Vietnam or Thailand ? Vote for the TOP Country of the Week !

Bijgewerkt: 16 juli 2025


Het was als eene verlatene wijdte van marmermozaïek, met het goud, flitsende aan de Corinthische kapiteelen en architraven, aan de Zegegodinnen op zuilen van porfier, aan de gele en roode en blanke paleismuren van verschillende edele steen en geheel dit wijde plein gloeide verlaten in de stralende zon, met alleen hier, daar, overal de Prætorianen, wier helmen en schilden en speren terug schoten de felle glansen.

Crispinus wenkte de Prætorianen, die waren blijven staan bij den zetel. Neemt den jongen op, zeide hij. Voert hem naar zijn kamer.... Hij dekte met zijn eigen mantel Cecilius toe. De Prætorianen lichtten den bezwijmden knaap op en droegen hem de spiegelsteenen langs.
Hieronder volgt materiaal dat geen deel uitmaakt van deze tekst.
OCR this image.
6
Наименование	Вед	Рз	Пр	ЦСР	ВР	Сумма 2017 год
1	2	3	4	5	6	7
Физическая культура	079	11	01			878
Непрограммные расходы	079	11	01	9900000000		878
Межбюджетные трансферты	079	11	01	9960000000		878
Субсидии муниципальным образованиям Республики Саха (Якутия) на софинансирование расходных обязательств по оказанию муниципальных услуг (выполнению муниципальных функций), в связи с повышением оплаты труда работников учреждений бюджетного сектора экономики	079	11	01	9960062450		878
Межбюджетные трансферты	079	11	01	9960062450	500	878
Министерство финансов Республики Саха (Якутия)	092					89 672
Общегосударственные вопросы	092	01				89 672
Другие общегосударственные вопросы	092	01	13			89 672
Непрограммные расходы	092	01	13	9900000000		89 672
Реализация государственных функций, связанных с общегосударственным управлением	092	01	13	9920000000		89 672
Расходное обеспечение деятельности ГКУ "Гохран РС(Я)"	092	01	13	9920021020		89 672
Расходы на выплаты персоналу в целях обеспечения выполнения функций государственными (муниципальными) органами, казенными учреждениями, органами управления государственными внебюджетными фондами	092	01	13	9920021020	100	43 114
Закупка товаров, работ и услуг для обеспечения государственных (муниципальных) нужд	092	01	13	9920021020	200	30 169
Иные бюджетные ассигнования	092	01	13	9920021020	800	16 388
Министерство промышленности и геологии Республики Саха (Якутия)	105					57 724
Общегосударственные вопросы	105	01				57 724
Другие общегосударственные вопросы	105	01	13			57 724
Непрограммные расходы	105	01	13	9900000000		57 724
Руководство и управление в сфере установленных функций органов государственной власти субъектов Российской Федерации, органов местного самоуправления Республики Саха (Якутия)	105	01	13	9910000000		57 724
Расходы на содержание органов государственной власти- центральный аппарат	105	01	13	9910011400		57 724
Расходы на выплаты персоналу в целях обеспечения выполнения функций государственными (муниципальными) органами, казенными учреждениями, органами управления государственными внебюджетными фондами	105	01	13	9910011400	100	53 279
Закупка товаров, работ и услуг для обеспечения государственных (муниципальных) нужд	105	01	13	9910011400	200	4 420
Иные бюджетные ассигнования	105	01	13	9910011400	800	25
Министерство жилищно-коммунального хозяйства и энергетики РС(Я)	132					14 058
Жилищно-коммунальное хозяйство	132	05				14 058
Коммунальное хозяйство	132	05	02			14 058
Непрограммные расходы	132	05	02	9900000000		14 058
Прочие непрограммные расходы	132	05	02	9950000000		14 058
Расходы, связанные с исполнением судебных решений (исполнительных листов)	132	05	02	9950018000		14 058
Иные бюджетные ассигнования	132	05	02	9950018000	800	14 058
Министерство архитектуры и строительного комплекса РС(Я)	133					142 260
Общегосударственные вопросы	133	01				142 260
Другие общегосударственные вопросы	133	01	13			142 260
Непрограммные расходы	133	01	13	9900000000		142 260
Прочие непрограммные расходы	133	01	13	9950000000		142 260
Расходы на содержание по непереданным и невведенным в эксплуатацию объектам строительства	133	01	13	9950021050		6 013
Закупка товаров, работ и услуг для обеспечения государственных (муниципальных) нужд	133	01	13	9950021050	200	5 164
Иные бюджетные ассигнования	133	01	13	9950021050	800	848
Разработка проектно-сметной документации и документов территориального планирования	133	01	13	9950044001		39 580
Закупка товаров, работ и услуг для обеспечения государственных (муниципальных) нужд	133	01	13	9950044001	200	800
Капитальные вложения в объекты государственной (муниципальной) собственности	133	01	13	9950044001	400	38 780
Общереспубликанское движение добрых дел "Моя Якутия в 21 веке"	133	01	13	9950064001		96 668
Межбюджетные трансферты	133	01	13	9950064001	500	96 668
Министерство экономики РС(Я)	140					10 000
Het was of er in hunne weêrspiegeling een ijl beweeg was blijven hangen van melodieuze dansing en bloemeteêre kwijning....
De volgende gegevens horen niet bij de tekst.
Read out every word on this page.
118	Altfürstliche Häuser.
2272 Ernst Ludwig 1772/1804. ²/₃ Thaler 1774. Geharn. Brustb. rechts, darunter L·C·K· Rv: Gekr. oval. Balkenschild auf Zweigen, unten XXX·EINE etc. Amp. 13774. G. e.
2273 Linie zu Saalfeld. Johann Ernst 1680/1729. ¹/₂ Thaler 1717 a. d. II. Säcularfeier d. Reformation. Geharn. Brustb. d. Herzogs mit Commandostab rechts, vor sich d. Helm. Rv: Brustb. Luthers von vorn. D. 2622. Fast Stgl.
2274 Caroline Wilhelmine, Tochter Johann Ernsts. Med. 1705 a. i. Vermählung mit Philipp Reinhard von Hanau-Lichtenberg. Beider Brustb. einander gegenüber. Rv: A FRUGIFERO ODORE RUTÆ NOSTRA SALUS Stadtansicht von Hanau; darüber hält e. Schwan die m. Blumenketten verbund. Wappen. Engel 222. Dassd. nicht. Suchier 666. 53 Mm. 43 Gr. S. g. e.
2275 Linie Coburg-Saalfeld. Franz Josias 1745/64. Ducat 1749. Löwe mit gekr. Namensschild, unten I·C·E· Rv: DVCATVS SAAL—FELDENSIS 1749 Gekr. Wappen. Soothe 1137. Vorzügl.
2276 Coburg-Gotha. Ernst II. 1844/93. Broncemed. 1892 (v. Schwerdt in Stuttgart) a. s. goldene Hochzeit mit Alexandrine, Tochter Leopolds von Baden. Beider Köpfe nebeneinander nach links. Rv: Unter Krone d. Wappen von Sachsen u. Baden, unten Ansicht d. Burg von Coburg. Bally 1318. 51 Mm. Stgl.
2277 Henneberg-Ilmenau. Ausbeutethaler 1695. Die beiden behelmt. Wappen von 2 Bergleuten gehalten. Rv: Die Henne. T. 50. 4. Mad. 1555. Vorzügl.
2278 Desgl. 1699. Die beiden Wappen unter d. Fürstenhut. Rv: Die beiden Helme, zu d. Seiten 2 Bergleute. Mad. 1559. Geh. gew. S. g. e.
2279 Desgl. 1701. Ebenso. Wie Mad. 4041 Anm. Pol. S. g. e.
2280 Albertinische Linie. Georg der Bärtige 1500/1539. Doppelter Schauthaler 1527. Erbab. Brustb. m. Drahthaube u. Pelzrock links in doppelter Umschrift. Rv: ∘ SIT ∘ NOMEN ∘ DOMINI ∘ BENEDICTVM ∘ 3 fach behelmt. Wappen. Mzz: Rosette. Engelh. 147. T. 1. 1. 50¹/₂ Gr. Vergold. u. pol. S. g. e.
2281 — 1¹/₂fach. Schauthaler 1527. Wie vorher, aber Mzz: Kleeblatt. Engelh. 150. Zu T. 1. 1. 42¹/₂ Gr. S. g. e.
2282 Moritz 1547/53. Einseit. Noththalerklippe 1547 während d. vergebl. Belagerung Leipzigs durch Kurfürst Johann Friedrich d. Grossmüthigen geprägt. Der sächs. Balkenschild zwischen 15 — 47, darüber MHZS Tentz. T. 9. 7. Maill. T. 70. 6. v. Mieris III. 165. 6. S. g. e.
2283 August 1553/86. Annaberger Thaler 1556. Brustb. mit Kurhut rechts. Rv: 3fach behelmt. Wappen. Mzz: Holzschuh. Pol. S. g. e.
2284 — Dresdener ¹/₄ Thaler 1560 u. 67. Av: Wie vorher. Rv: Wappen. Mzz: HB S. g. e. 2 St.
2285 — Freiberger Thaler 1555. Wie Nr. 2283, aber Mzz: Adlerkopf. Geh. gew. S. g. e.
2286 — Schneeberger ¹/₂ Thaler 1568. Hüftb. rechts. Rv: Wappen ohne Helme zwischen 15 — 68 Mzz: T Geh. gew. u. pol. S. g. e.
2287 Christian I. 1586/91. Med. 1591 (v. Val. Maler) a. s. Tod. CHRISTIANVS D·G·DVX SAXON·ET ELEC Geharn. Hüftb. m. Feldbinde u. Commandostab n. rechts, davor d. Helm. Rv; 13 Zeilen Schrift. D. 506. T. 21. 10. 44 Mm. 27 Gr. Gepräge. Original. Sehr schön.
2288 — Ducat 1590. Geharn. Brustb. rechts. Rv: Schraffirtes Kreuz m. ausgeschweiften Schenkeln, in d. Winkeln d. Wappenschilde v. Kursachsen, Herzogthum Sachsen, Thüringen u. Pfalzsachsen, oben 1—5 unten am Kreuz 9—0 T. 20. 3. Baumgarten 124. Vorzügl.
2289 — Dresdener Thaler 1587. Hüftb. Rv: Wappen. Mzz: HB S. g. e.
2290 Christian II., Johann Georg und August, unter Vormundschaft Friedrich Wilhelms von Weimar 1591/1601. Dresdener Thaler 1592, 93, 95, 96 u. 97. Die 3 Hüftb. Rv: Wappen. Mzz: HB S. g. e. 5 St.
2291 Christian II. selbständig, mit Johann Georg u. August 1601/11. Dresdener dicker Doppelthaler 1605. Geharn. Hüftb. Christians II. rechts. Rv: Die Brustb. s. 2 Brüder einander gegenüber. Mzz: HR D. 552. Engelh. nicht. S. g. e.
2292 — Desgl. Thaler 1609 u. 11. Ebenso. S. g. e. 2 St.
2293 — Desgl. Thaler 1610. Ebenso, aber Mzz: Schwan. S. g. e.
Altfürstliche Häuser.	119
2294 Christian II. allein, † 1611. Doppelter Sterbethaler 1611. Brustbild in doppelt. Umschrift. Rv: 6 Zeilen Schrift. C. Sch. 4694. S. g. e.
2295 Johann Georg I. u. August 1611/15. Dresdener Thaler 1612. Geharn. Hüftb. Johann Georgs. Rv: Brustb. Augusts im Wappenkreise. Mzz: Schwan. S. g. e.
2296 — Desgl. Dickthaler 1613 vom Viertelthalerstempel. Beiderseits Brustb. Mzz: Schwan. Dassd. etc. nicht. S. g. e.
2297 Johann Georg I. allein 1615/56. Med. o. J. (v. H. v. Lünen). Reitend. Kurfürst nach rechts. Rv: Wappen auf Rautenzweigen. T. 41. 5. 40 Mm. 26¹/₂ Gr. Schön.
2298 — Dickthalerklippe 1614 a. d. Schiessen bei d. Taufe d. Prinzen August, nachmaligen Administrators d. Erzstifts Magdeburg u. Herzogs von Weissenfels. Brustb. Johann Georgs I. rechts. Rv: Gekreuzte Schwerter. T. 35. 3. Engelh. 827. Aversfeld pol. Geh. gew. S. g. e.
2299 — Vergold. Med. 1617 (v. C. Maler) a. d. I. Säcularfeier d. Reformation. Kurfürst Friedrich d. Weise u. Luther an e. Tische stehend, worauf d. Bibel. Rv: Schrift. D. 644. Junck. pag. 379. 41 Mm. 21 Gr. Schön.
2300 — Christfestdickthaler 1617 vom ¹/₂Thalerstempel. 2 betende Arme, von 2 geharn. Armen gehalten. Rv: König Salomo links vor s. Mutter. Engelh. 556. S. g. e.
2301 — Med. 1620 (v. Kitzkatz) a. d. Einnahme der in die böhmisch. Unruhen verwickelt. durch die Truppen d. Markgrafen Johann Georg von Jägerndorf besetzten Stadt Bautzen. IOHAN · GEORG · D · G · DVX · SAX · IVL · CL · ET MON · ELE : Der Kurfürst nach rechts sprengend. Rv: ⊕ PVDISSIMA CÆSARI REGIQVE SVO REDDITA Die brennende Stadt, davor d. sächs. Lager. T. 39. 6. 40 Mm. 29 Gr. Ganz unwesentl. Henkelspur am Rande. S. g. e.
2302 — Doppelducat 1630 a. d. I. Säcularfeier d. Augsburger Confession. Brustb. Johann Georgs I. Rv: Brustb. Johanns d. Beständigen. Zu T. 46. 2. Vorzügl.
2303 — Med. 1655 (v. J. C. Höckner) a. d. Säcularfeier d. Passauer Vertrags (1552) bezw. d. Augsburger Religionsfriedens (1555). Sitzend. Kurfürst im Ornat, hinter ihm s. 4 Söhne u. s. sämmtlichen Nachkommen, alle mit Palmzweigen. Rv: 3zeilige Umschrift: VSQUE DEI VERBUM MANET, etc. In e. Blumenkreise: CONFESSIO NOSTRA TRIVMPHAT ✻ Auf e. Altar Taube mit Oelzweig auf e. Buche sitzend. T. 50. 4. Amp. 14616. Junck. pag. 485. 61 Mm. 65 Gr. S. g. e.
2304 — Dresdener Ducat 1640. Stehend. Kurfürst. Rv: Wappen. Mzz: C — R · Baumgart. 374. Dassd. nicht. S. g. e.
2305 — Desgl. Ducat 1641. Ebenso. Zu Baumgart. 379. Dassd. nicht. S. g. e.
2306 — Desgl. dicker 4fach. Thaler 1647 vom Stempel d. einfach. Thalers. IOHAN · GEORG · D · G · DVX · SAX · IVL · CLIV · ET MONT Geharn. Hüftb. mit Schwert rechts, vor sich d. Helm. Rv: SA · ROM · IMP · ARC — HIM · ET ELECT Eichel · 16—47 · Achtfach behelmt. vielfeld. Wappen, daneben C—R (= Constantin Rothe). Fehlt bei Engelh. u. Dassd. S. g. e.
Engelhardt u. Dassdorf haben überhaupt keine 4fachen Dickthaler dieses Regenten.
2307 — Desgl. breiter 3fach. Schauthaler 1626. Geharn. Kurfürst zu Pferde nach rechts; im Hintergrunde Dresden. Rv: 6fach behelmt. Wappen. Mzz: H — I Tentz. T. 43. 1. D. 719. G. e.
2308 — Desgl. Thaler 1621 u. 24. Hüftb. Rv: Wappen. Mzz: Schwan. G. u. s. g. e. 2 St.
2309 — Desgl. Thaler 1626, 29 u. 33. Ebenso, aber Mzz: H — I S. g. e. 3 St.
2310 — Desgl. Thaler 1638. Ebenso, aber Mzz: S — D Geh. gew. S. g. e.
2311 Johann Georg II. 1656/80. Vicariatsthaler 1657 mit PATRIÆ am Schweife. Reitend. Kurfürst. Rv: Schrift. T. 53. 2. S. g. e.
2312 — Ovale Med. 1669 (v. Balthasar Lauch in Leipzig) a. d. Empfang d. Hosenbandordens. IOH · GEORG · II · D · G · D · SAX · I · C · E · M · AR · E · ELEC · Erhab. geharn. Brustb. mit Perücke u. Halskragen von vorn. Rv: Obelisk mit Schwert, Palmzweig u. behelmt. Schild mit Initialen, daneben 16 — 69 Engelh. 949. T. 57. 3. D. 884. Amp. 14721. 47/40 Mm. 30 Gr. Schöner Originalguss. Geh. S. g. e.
Commando weêrklonk: de Prætorianen, schild en speer kletterend, marcheerden de trappenvlucht af om zich buiten te scharen om den keizerlijken draagstoel. Het was als een sein. Velen vertrokken, haastten zich, uit de orchestra, de ridderbanken. De Keizerin vertrok. Het was zeer donker geworden en de regen kletste neêr.... Op het tooneel ging de voorstelling door. En de cavea trotseerde den regen.

Kom, zei Earinus; geef mij een arm; ik zal je het heele Paleis laten zien.... Cecilius, schuchter, nam Earinus' arm. Zij daalden de trappen af. Overal aan de trappen, boven, beneden, aan de poorten bij in- en uitgang, stonden de Prætorianen.

Ge kunt hier niet blijven, Augusta; als de Keizer hóort, dat ge een nacht niet in het Palatium sliept....! Kom meê.... De klop op de deur herhaalde zich. Er klonk even koperen klank, als van een speer, verzet op het steen buiten. Er staan Prætorianen voor de deur, fluisterde ademloos Domitia. Hoe kan ik vluchten!? Augusta, zei Crispinus.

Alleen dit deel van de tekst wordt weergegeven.